In an e-commerce survey RBC conducted of Chinese consumers, Amazon showed up as the fourth-most popular place to shop, albeit way behind China's top three brands, Mahaney said. Then there's Google's Play Store, which is the way Android owners outside of China buy apps for their smartphones. Play isn't currently in China, but Mahaney says that could eventually change.

4) IPOs?

There still hasn't been an IPO for a U.S. venture-backed tech business in 2016, with Dell's security unit SecureWorks debuting last month as the only company in the industry to test the markets.

Mahaney says that pre-IPO companies with solid financials and an attractive growth story should look at Facebook and Amazon as a sign that investors have some appetite for risk. Facebook trades at the astronomical ratio of 73 times earnings while Amazon commands a stock market value in excess of $300 billion despite its notoriously low margins.

"The market is showing it is willing to take pretty long-term perspectives on companies that execute well," Mahaney said. "Our pitch to private companies is the public market waters are warming."

Not that Mahaney expects the Unicorn floodgates to open. He acknowledges that of the 100-plus VC-backed companies valued at $1 billion or more, there's "a small percentage that will be able to successfully go public."

And from there how many will be good investments? Mahaney's prediction: "Less than five."
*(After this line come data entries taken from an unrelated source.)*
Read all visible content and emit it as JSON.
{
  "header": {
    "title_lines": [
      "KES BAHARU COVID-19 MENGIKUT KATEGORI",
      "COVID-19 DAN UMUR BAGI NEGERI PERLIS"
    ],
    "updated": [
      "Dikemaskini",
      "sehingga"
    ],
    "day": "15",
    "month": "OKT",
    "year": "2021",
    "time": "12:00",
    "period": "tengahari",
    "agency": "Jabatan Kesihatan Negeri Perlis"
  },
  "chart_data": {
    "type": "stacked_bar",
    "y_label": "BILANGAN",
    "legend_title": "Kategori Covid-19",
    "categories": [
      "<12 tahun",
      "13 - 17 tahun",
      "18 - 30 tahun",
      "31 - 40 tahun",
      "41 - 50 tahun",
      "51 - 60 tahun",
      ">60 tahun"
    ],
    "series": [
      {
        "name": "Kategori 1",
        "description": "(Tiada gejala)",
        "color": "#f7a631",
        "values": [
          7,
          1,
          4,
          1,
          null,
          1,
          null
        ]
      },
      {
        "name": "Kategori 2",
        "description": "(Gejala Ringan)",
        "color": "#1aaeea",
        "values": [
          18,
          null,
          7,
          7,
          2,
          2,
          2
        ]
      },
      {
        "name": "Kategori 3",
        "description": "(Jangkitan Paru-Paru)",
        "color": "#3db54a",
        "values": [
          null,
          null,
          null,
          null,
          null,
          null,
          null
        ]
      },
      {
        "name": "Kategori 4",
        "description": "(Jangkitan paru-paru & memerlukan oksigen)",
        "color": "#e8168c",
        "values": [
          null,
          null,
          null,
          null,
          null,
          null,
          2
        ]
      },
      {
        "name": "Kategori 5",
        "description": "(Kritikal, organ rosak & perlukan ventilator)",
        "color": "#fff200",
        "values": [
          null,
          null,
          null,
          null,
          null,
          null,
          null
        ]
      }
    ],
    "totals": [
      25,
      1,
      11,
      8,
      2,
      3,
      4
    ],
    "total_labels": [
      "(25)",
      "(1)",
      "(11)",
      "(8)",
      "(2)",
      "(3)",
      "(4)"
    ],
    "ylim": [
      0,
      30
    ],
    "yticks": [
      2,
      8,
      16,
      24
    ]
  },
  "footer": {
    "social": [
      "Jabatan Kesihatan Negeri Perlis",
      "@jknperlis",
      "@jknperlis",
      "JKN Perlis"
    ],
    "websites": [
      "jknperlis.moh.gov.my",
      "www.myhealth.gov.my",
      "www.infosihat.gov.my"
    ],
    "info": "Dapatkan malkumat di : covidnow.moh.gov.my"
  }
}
The one big name on file is enterprise storage and computing vendor Nutanix, which falls in Daryanani's purview. Nutanix has been on hold waiting for the IPO window to reopen, and "beyond that there's not a lot in this space," Daryanani said.

5) Macro looks OK

Mahaney's big takeaway looking across the internet spectrum is that concerns about a macro-economic slowdown don't seem to be materializing. Online advertising, retail and travel are showing solid growth, indicating that whatever fear was apparent in the fourth quarter has largely dissipated.

His evidence is Google, which continues to put up advertising growth near 20 percent, accelerating growth at Facebook and Amazon and consistent bookings at Expedia.

"Nobody's calling out macro weakness," Mahaney said. "Secular demand trends are very much intact."

Mahaney ratings: Alphabet (Buy), Amazon (Buy), Facebook (Buy), TripAdvisor (Hold), TrueCar (Hold), Yelp (Buy), Pandora (Hold), Twitter (Hold), eBay (Hold), Expedia (Buy)

Daryanani ratings: Apple (Buy), IBM (Hold), NetApp (Hold), Hewlett Packard Enterprise (Hold)

Correction: This story was revised to correct that the SecureWorks IPO was in April.